Just realised that theres something I havent explained properly.
In the UK, how much your premium costs ususally realtes to the age you were when you took out the policy.
So if you took out a 15year term life policy when you were 25 - it would cost say £15 a month. Take out the same policy when you are 30 and it will cost £25 a month for the same amount of cover. Whenever you take out the policy - the premiums remains the same through the whole term. So taking out life insurance when young can bw well worth it - especially if you get "whole of life" policies which las as long as you do - even if its till you are 103 years old!
If you cancel your UK policies and then try to take out a policy here and compare it with takeing out a policy in the UK - you may find that NZ looks good to start with (but it may not) - the problem is it wont stay good.

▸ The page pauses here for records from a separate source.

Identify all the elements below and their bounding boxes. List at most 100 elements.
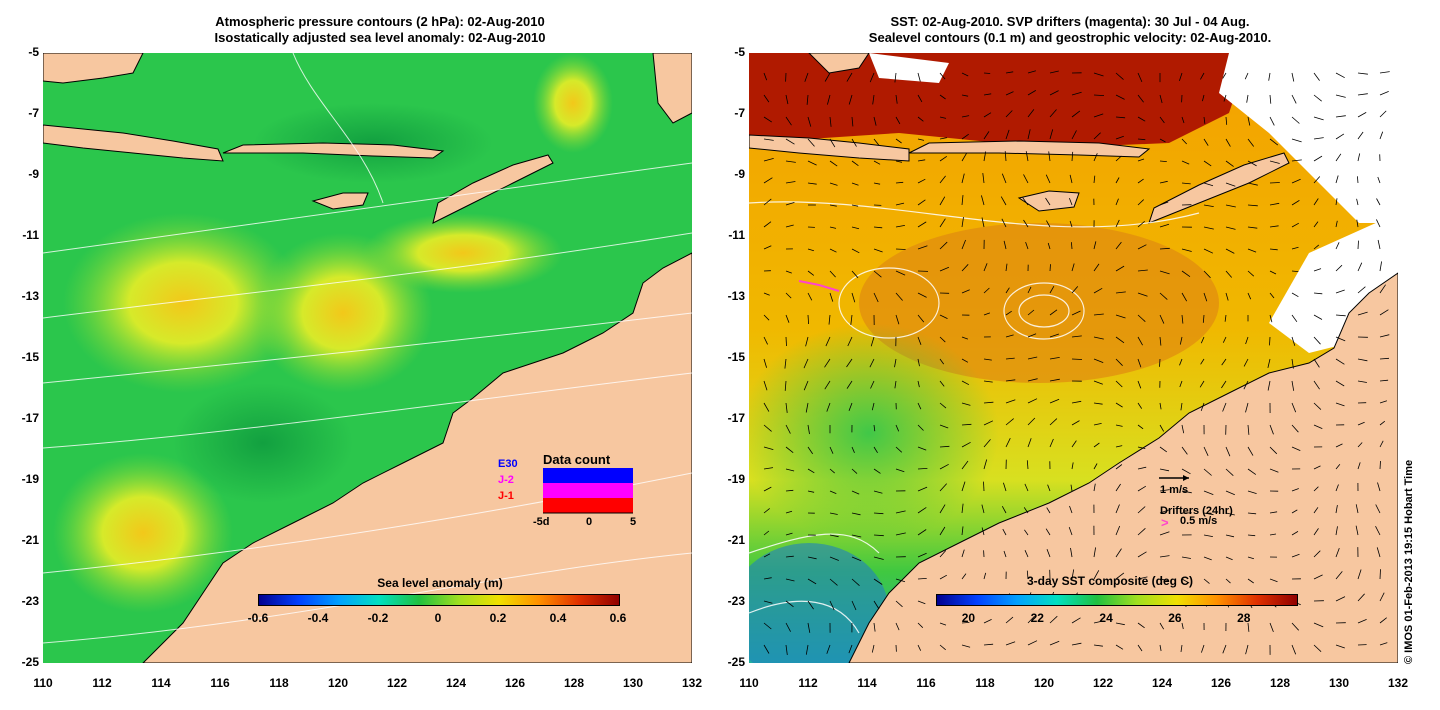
- velocity-arrow: [939, 424, 949, 429]
- velocity-arrow: [1159, 509, 1170, 514]
- velocity-arrow: [1291, 116, 1300, 124]
- velocity-arrow: [1376, 198, 1381, 206]
- velocity-arrow: [1269, 160, 1280, 164]
- velocity-arrow: [807, 292, 813, 301]
- velocity-arrow: [1137, 551, 1147, 558]
- velocity-arrow: [895, 510, 906, 514]
- right-x-tick: 132: [1387, 676, 1409, 690]
- velocity-arrow: [763, 486, 772, 492]
- velocity-arrow: [785, 600, 794, 608]
- velocity-arrow: [1046, 220, 1051, 228]
- velocity-arrow: [895, 468, 905, 473]
- velocity-arrow: [917, 94, 923, 103]
- velocity-arrow: [1181, 182, 1191, 185]
- velocity-arrow: [1357, 311, 1368, 316]
- velocity-arrow: [803, 380, 809, 391]
- velocity-arrow: [1222, 402, 1227, 412]
- velocity-arrow: [1203, 490, 1214, 495]
- right-colorbar: [936, 594, 1298, 606]
- velocity-arrow: [1159, 180, 1168, 184]
- velocity-arrow: [1159, 314, 1165, 324]
- velocity-arrow: [961, 239, 966, 250]
- velocity-arrow: [851, 160, 859, 167]
- sea-level-map[interactable]: [43, 53, 692, 663]
- drifter-track: [798, 280, 840, 292]
- velocity-arrow: [785, 578, 795, 582]
- velocity-arrow: [785, 336, 787, 347]
- cool-patch-1: [749, 323, 999, 543]
- velocity-arrow: [1026, 460, 1029, 470]
- velocity-arrow: [763, 314, 770, 321]
- velocity-arrow: [807, 600, 814, 610]
- velocity-arrow: [1313, 292, 1323, 295]
- velocity-arrow: [1203, 160, 1212, 167]
- velocity-arrow: [1379, 110, 1387, 118]
- velocity-arrow: [846, 380, 853, 389]
- sea-level-map-svg: [43, 53, 692, 663]
- velocity-arrow: [1115, 314, 1126, 319]
- velocity-arrow: [807, 622, 811, 633]
- satellite-e30: E30: [498, 458, 518, 470]
- velocity-arrow: [1357, 569, 1362, 580]
- velocity-arrow: [1379, 420, 1386, 426]
- velocity-arrow: [917, 199, 926, 206]
- sst-map-svg: [749, 53, 1398, 663]
- velocity-arrow: [1002, 528, 1007, 536]
- velocity-arrow: [1357, 240, 1359, 250]
- velocity-arrow: [807, 248, 815, 252]
- velocity-arrow: [873, 490, 883, 494]
- count-axis-mid: 0: [586, 516, 593, 528]
- left-y-tick: -25: [21, 655, 39, 669]
- velocity-arrow: [1022, 197, 1029, 206]
- velocity-arrow: [1071, 110, 1081, 118]
- velocity-arrow: [1313, 94, 1322, 102]
- velocity-arrow: [869, 72, 875, 83]
- velocity-arrow: [1045, 197, 1051, 206]
- right-y-tick: -11: [728, 228, 745, 242]
- velocity-arrow: [873, 138, 880, 146]
- velocity-arrow: [785, 160, 796, 163]
- velocity-arrow: [1313, 465, 1321, 470]
- velocity-arrow: [1115, 424, 1123, 427]
- velocity-arrow: [1335, 115, 1346, 118]
- velocity-arrow: [1115, 464, 1123, 470]
- velocity-arrow: [785, 510, 793, 514]
- velocity-arrow: [939, 137, 948, 140]
- velocity-arrow: [1357, 358, 1368, 362]
- velocity-arrow: [807, 468, 815, 474]
- velocity-arrow: [917, 402, 922, 410]
- velocity-arrow: [1071, 400, 1082, 404]
- velocity-arrow: [982, 173, 985, 184]
- velocity-arrow: [1181, 468, 1191, 475]
- velocity-arrow: [939, 116, 947, 119]
- velocity-arrow: [1269, 336, 1271, 346]
- velocity-arrow: [917, 446, 927, 451]
- velocity-arrow: [851, 512, 861, 516]
- velocity-arrow: [1203, 138, 1209, 146]
- right-x-tick: 120: [1033, 676, 1055, 690]
- velocity-arrow: [1027, 640, 1038, 646]
- velocity-arrow: [917, 358, 920, 367]
- velocity-arrow: [1357, 112, 1367, 118]
- velocity-arrow: [1313, 550, 1321, 558]
- right-y-tick: -9: [734, 167, 745, 181]
- velocity-arrow: [1159, 223, 1170, 228]
- velocity-arrow: [1027, 129, 1031, 140]
- velocity-arrow: [848, 94, 853, 105]
- velocity-arrow: [1355, 504, 1359, 514]
- velocity-arrow: [1335, 289, 1345, 294]
- sst-map[interactable]: [749, 53, 1398, 663]
- velocity-arrow: [1225, 292, 1229, 301]
- velocity-arrow: [1379, 91, 1389, 96]
- anomaly-high-3: [53, 453, 233, 613]
- left-x-tick: 126: [504, 676, 526, 690]
- flores-island: [222, 142, 445, 159]
- flores-island-sst: [908, 140, 1151, 158]
- velocity-arrow: [873, 512, 884, 515]
- velocity-arrow: [1247, 490, 1257, 494]
- velocity-arrow: [873, 182, 881, 185]
- velocity-arrow: [983, 481, 985, 492]
- velocity-arrow: [961, 549, 965, 558]
- velocity-arrow: [1137, 199, 1144, 206]
- velocity-arrow: [1335, 264, 1343, 272]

A friend who works in Life Insurance here in NZ says that thier biggest problem is retention of customers - because as soon as the premiums start increasing - they cancel the policy. Wouldnt happen so much if the premiums were kept at the same level.
Originally Posted by
Cardiff irons
but also worth looking into policies available in NZ that cover just your mortgage (can't for the life of me remember what they're called). I understand these might be relatively cheap (we're having quotes on them at the moment).
Have a look at Income Protection instead of mortgage repayment insurance. IP pays out not only your mortgae - but for all other bills as well - it can replace most of your salary. Better still - IP is tax deductable (I think thius is the case whether you are an employee or self employed but I cant swear to that) - so your premiums cost less in the end.